今回は女性のライフスタイルに大きく関与する女性ホルモンについてです。
女性ホルモンにはエストロゲン、プロゲステロンがあります。
どちらもコレステロールを原料にして作られています。
エストロゲンとプロゲステロンそれぞれの産生場所と、作用する場所についてまとめていきますね。
エストロゲンについて
どこでつくられるのか
エストロゲンは卵巣の中で成長している卵胞から作られます。主に排卵までの卵胞で作られるため別名を卵胞ホルモンと言います。
エストロゲンは閉経前と閉経後では主に作られる場所が変化します。
閉経前ではエストロゲンは卵巣で主に作られます。
原料であるコレステロールが卵胞の中でアンドロゲンとなり、エストロゲンに変換されます。
卵胞の一番外側にある莢膜細胞層でコレステロールがLHによってアンドロゲンとなり、莢膜細胞層の内側にある顆粒膜細胞層でFSHによってアンドロゲンからエストロゲンが作られます。
エストロゲンの中でも卵胞で作られるエストロゲンのことをエストラジオール(E2)と言い、エストロゲンの中でもほかの臓器に作用する力が最も強くなります。
閉経後は脂肪細胞が主なエストロゲンの作成場所になります。
脂肪細胞の中にあるアロマターゼがアンドロステンジオンをエストロゲンへ変化させます。閉経後に脂肪細胞で作られるエストロゲンはエストロン(E1)と言います。
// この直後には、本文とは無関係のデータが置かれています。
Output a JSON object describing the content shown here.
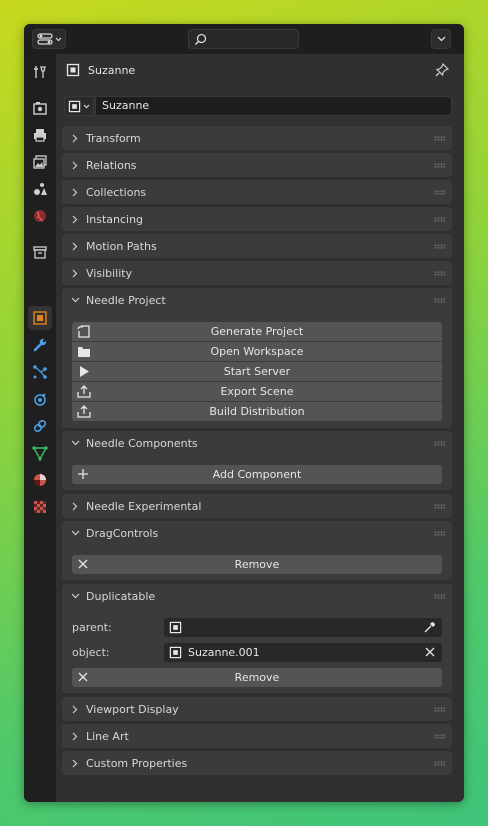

エストロゲンの中にはエストリオール(E3)もあり、こちらは妊娠時に作られます。胎児の副腎や胎盤で産生されます。母体の尿中に排泄されるので、今より赤ちゃんや胎盤の機能を評価する検査に応用されます。
どこに作用するのか
エストロゲンは乳房・子宮・膣に作用しています。
乳房に関しては乳管の発育に関与します。
子宮に関しては子宮内膜のらせん動脈(内膜に栄養をあたえる)を増やすことにより内膜を増やしたり厚くします、頸管粘液(おりもの)に関しては分泌量を増やし・性質をサラサラにし・糸のように伸びるような状態へと変化をさせます。
ほかにも肝臓や血液・血管、骨や皮膚にも作用します。
肝臓においてはLDLコレステロールを下げ、HDLコレステロールを上昇させます。エストロゲンが低下することによって(例えば閉経後)高脂血症である脂質異常症のリスクが高まります。
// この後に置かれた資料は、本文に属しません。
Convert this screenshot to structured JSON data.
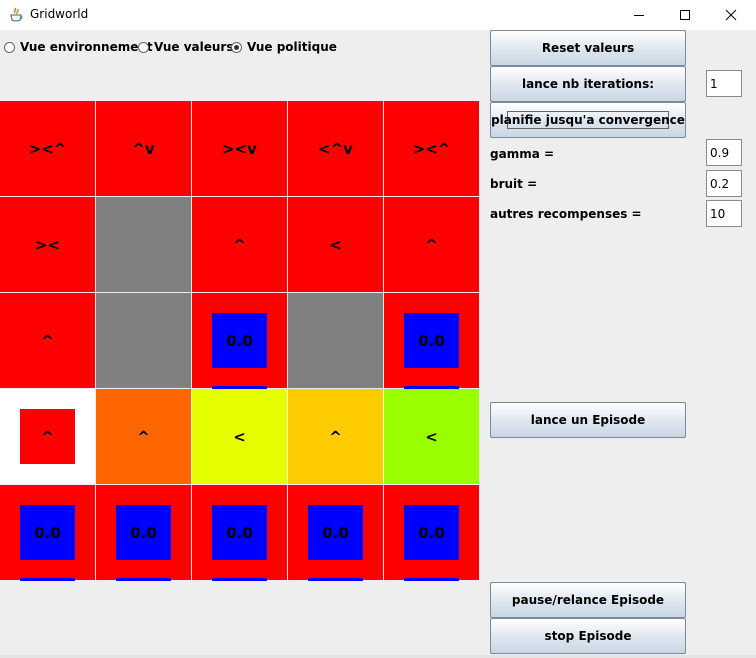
{
  "window": {
    "title": "Gridworld"
  },
  "views": [
    {
      "label": "Vue environnement",
      "checked": false
    },
    {
      "label": "Vue valeurs",
      "checked": false
    },
    {
      "label": "Vue politique",
      "checked": true
    }
  ],
  "colors": {
    "red": "#ff0000",
    "gray": "#808080",
    "blue": "#0000ff",
    "white": "#ffffff",
    "orange": "#ff6600",
    "yellow_green": "#e6ff00",
    "amber": "#ffcc00",
    "lime": "#99ff00"
  },
  "grid": {
    "rows": [
      [
        {
          "bg": "#ff0000",
          "text": "><^"
        },
        {
          "bg": "#ff0000",
          "text": "^v"
        },
        {
          "bg": "#ff0000",
          "text": "><v"
        },
        {
          "bg": "#ff0000",
          "text": "<^v"
        },
        {
          "bg": "#ff0000",
          "text": "><^"
        }
      ],
      [
        {
          "bg": "#ff0000",
          "text": "><"
        },
        {
          "bg": "#808080",
          "text": ""
        },
        {
          "bg": "#ff0000",
          "text": "^"
        },
        {
          "bg": "#ff0000",
          "text": "<"
        },
        {
          "bg": "#ff0000",
          "text": "^"
        }
      ],
      [
        {
          "bg": "#ff0000",
          "text": "^"
        },
        {
          "bg": "#808080",
          "text": ""
        },
        {
          "bg": "#ff0000",
          "box": "#0000ff",
          "text": "0.0"
        },
        {
          "bg": "#808080",
          "text": ""
        },
        {
          "bg": "#ff0000",
          "box": "#0000ff",
          "text": "0.0"
        }
      ],
      [
        {
          "bg": "#ffffff",
          "box": "#ff0000",
          "text": "^"
        },
        {
          "bg": "#ff6600",
          "text": "^"
        },
        {
          "bg": "#e6ff00",
          "text": "<"
        },
        {
          "bg": "#ffcc00",
          "text": "^"
        },
        {
          "bg": "#99ff00",
          "text": "<"
        }
      ],
      [
        {
          "bg": "#ff0000",
          "box": "#0000ff",
          "text": "0.0"
        },
        {
          "bg": "#ff0000",
          "box": "#0000ff",
          "text": "0.0"
        },
        {
          "bg": "#ff0000",
          "box": "#0000ff",
          "text": "0.0"
        },
        {
          "bg": "#ff0000",
          "box": "#0000ff",
          "text": "0.0"
        },
        {
          "bg": "#ff0000",
          "box": "#0000ff",
          "text": "0.0"
        }
      ]
    ]
  },
  "controls": {
    "reset_label": "Reset valeurs",
    "iterations_label": "lance nb iterations:",
    "iterations_value": "1",
    "converge_label": "planifie jusqu'a convergence",
    "gamma_label": "gamma =",
    "gamma_value": "0.9",
    "noise_label": "bruit =",
    "noise_value": "0.2",
    "other_rewards_label": "autres recompenses =",
    "other_rewards_value": "10",
    "episode_label": "lance un Episode",
    "pause_label": "pause/relance Episode",
    "stop_label": "stop Episode"
  }
}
血液に対しては動脈硬化を抑えたり、血管に対しては広げる作用があります。エストロゲン低下によって動脈硬化のリスクが高まります。
骨に関しては骨量の維持やコラーゲンの合成を促進します。こちらもエストロゲン低下によって閉経後に多い骨粗鬆症のリスクが高まります。
皮膚に関しては皮脂腺の分泌抑制やコラーゲン合成の促進をします。肌トラブルに多いニキビは皮脂腺からの皮脂の分泌が過剰に増えることが原因のひとつにあります。ですので、エストロゲンが低下する生理前や生理中などにニキビができやすくなります。またコラーゲンの合成が少なることはしわの原因にもなります。
プロゲステロンについて
どこでつくられるのか
プロゲステロンは卵胞が排卵した後に変化した黄体から主に作られます。黄体から作られるので黄体ホルモンとも言われます。
どこに作用するのか
プロゲステロンはエストロゲンと同じく乳房・子宮・膣に作用します。
子宮や膣に対してはエストロゲンと反対の作用、乳腺に対しては協力しあいながら作用しています。
乳腺(乳管と小葉)に対して発育を促進します。
子宮に対してはエストロゲンによって増殖した内膜を維持し安定させる方向に働きます。排卵後もプロゲステロンによってらせん動脈を増やし、また子宮内膜腺からのグリコーゲン(ブドウ糖がたくさんくっついて出来ているので多糖とも言われます)を含んだ分泌物を出すことで着床に向けて内膜の質を変化させます。
また、妊娠時には胎児と羊水を包む薄い膜である卵膜の一部になるために、プロゲステロンによって内膜の機能層(月経によってはがれ出る部分)を脱落膜へと変化をさせます。
また、排卵後に基礎体温が上昇するのはこのプロゲステロンが出ていることによります。